Hax scribbled as Baloroy smoked his cigar. On finishing the report, Hax sprinkled some fine powder to dry it. Then, blowing on it, he handed it to Baloroy, who read it.

“Hax, old boy, you are a perfect liar: ever plausible as all good poets should be,” Baloroy grinned. “Yes, you have added weight to light.” He read a little more. “Discomfiture? What’s that mean? Who cares? Discomfiture, I like it. Excellent, Hax. Excellent.”

Hax, as was his way, said nothing. However, he reached over and slipped out a banknote from Baloroy’s wad.

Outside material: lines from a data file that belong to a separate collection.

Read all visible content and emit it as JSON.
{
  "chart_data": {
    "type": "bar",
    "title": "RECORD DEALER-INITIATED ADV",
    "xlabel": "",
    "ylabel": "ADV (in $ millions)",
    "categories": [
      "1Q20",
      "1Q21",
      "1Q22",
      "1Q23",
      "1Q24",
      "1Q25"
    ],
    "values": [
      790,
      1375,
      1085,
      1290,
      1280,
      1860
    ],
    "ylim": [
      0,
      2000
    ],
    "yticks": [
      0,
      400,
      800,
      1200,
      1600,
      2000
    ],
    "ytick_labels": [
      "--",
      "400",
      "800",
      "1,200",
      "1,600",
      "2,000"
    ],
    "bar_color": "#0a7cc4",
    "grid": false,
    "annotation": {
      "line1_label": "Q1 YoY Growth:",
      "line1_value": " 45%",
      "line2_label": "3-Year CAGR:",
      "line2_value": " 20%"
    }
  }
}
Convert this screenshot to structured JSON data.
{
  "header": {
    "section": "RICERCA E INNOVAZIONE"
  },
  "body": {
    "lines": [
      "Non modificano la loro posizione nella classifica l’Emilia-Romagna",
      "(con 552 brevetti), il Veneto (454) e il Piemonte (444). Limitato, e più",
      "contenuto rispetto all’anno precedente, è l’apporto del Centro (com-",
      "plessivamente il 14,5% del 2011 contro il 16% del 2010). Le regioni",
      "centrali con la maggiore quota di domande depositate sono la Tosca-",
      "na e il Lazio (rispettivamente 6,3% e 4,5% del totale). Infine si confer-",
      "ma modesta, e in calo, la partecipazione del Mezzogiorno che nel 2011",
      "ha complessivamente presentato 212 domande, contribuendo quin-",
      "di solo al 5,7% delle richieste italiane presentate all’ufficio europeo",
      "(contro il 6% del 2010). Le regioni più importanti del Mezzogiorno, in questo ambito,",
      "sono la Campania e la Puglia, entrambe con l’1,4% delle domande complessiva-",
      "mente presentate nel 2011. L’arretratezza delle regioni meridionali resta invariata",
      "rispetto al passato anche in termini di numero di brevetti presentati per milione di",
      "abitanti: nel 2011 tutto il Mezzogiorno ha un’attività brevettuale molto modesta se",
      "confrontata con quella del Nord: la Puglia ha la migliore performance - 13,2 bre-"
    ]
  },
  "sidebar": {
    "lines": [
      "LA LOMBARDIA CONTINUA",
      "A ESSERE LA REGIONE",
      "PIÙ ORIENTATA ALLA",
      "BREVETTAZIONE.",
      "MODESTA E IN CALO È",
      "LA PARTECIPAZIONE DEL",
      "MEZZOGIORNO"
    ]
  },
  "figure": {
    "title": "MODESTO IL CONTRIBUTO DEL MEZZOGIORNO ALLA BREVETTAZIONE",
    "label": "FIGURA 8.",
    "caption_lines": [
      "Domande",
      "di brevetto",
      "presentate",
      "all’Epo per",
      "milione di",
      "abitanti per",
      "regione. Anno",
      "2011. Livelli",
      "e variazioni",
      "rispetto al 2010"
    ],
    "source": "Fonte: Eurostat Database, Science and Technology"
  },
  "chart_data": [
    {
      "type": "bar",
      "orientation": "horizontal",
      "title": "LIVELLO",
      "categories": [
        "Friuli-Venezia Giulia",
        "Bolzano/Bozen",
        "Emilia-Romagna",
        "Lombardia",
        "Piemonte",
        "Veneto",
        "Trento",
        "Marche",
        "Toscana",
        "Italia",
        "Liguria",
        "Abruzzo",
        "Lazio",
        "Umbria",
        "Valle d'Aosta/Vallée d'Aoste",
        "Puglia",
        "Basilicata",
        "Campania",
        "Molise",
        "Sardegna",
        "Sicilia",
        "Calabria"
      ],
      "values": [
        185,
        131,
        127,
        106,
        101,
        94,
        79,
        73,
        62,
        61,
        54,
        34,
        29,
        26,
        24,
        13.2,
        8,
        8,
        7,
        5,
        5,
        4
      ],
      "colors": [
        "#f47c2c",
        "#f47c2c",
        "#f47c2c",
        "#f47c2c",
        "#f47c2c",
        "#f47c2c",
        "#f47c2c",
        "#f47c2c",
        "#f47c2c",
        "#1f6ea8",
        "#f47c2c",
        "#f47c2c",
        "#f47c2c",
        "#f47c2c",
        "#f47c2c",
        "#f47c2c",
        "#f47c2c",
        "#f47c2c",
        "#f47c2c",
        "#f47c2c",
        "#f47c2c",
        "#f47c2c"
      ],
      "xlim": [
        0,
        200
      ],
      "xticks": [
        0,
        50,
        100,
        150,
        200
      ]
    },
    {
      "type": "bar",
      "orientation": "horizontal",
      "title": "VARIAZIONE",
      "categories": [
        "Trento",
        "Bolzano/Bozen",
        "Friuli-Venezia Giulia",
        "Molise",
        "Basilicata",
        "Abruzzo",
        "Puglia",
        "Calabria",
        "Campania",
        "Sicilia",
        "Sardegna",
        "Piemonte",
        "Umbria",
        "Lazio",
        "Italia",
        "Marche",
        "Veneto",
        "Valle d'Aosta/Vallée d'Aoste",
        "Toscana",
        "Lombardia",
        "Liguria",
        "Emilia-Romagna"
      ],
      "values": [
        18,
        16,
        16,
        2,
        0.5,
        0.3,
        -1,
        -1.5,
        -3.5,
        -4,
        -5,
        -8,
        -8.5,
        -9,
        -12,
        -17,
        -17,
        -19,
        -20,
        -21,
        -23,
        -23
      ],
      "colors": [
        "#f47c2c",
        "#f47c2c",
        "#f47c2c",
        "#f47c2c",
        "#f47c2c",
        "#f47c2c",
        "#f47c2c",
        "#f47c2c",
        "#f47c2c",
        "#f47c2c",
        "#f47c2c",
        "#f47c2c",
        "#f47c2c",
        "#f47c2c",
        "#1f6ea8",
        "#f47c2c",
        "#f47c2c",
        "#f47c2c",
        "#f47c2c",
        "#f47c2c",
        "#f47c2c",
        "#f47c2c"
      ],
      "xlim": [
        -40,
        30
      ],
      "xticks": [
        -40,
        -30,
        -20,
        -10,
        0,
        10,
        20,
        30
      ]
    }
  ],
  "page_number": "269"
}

Baloroy looked down at his winnings, now one bill short. Typically, a fight would ensue after such effrontery, but this was Hax, who, if nothing else, was his friend. “Yes! By god, why not!” Baloroy laughed, “A writer is worth his wages! You have a velvet hand, my friend!”

With that, the two men went off in search of other diversions.